Dat is een verdere rode draad: het revolutionaire idee van de Oostenrijkse
beeldhouwer Karl Prantl, om kunstenaars uit te nodigen om samen een paar
maanden lang ergens op een bepaalde plek te werken. Zo’n 50 jaar geleden was dit
voor beeldhouwers een geheel nieuwe ervaring. Het concept van zo’n symposium is
tot op heden nog steeds een groot succes, niet alleen omdat de kunstenaars met
elkaar van gedachten kunnen wisselen, maar ook omdat een symposium ze bijv. de
kans geeft door gezamenlijke acties maatschappelijke betrokkenheid te tonen.
Dus organiseerde Kornbrust iets dergelijks in St. Wendel. Samen met een aantal
internationaal bekende kunstenaars schiep hij in 1971 en 1972 veertien sculpturen.

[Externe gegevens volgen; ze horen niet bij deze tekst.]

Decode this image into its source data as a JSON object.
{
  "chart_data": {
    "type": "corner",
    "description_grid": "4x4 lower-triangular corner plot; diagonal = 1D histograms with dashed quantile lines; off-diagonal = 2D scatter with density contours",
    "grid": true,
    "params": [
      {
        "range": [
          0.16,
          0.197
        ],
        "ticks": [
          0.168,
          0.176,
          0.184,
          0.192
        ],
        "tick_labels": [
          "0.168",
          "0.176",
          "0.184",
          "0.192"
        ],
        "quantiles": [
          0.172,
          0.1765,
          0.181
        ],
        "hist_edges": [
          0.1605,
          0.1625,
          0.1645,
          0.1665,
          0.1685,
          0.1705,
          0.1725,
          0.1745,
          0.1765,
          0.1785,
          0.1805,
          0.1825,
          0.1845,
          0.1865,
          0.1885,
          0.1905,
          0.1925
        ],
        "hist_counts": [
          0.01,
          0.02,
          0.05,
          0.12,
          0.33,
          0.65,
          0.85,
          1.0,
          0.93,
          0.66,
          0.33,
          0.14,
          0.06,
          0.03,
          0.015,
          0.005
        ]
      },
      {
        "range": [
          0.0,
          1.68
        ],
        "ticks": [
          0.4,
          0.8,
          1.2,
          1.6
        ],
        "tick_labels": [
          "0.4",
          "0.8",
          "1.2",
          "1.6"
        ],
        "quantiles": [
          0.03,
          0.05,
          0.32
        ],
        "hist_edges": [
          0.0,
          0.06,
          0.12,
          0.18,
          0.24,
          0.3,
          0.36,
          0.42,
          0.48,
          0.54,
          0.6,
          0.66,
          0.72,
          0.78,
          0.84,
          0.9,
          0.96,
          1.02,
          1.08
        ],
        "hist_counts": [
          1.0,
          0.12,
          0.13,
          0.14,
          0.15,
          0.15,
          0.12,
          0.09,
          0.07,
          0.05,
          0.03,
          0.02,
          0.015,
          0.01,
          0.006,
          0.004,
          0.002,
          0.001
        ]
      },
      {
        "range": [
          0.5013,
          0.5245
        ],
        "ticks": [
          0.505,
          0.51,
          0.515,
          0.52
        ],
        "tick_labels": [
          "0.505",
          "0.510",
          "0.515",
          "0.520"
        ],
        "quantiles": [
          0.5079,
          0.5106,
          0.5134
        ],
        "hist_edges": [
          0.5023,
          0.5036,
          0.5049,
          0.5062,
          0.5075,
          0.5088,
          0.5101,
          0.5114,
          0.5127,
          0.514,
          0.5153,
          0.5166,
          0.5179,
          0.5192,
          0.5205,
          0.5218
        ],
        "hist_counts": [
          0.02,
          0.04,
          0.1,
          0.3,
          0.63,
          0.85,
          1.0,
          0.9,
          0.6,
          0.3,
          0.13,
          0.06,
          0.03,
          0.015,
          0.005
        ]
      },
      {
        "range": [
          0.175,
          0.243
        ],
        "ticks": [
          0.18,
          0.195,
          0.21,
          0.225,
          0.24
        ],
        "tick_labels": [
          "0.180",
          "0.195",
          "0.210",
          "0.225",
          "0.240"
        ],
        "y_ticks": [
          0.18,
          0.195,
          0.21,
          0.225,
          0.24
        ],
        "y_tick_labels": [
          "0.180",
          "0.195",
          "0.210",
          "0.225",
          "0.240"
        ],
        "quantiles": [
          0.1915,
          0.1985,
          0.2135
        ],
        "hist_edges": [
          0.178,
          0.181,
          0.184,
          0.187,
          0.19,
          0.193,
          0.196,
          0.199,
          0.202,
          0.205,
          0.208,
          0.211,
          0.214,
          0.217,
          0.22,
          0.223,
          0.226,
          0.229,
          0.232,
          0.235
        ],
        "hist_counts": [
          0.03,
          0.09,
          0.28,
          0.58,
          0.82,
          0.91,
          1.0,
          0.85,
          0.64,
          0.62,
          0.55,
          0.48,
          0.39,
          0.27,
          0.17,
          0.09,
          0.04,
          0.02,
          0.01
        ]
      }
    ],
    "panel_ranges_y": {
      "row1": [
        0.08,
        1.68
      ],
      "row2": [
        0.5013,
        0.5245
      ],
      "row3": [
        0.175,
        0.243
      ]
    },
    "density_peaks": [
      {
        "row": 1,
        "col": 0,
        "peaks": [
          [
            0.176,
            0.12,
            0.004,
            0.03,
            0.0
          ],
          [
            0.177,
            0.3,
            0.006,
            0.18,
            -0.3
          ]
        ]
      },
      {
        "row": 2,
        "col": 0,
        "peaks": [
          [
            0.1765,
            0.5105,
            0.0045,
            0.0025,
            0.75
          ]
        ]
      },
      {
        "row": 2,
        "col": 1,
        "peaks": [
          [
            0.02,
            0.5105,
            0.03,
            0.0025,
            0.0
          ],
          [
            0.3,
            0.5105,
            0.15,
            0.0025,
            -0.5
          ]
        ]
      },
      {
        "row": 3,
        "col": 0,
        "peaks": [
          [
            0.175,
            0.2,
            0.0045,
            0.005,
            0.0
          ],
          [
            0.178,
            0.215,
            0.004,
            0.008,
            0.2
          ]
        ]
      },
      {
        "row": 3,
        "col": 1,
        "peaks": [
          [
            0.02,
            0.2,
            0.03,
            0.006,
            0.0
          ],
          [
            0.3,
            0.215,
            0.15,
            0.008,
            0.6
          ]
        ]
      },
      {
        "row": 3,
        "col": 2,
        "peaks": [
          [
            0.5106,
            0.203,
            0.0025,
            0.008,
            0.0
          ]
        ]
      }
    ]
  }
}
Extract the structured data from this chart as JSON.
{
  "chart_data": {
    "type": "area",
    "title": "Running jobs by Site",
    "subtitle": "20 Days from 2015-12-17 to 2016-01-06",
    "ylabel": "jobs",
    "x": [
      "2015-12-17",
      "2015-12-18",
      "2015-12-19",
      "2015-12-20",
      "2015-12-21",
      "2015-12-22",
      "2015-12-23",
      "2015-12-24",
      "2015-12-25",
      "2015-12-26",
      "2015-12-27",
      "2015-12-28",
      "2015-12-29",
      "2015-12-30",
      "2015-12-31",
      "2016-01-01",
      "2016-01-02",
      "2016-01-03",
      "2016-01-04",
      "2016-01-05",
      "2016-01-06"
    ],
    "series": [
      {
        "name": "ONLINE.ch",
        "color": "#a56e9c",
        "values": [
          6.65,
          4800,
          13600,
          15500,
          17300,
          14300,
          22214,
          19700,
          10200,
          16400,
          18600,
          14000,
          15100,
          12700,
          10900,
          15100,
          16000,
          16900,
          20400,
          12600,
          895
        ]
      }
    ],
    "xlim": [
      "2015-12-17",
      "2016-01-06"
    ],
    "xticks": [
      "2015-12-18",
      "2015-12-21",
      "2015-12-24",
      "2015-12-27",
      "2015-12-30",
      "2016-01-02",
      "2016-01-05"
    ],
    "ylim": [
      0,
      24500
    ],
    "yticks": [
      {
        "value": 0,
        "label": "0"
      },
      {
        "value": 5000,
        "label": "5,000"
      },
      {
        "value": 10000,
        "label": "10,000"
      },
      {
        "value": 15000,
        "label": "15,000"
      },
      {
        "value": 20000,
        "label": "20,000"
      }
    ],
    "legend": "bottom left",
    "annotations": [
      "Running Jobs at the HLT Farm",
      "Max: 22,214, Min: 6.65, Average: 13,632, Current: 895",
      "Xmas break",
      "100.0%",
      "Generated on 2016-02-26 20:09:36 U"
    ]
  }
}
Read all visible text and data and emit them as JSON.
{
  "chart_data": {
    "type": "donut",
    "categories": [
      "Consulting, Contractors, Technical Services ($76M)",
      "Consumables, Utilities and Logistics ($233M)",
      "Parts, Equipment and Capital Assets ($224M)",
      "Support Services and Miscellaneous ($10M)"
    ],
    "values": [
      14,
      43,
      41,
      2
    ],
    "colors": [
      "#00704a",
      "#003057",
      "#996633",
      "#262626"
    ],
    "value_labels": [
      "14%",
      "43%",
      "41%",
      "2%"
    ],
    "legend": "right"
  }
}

Dat dit symposium een paar jaar later werd uitgebreid tot een beeldenroute, kwam
door twee gebeurtenissen, die allebei in 1973 plaatsvonden. Weer twee
puzzelstukjes in dit verhaal.
Ten eerste braken er toen tijdens bouwwerkzaamheden vlak bij het stadje St. Wendel
grote brokken zandsteen uit een rotswand, waarvoor een plek gezocht moest
worden, en ten tweede werd er een wandelweg langs de grens van Saarland
aangelegd, die toevallig ook door het terrein van het symposium liep. Kornbrust liet
de stenen toen langs het nieuwe wandelpad plaatsen, en in 1977 werkten hier de
eerste beeldhouwers.
Inmiddels was het werk van Otto Freundlich voor naoorlogse kunsthistorici ook weer
interessant geworden en verschenen er publicaties over zijn werk. Ook Leo Kornbrust
hoorde in die tijd voor het eerst iets over het idee, beeldenroutes voor de vrede te
bouwen – de concrete plannen van echtgenote Jeanne Kloss werden in de literatuur
voor het gemak aan Freundlich toegeschreven. Haar eigen rol werd later pas erkend.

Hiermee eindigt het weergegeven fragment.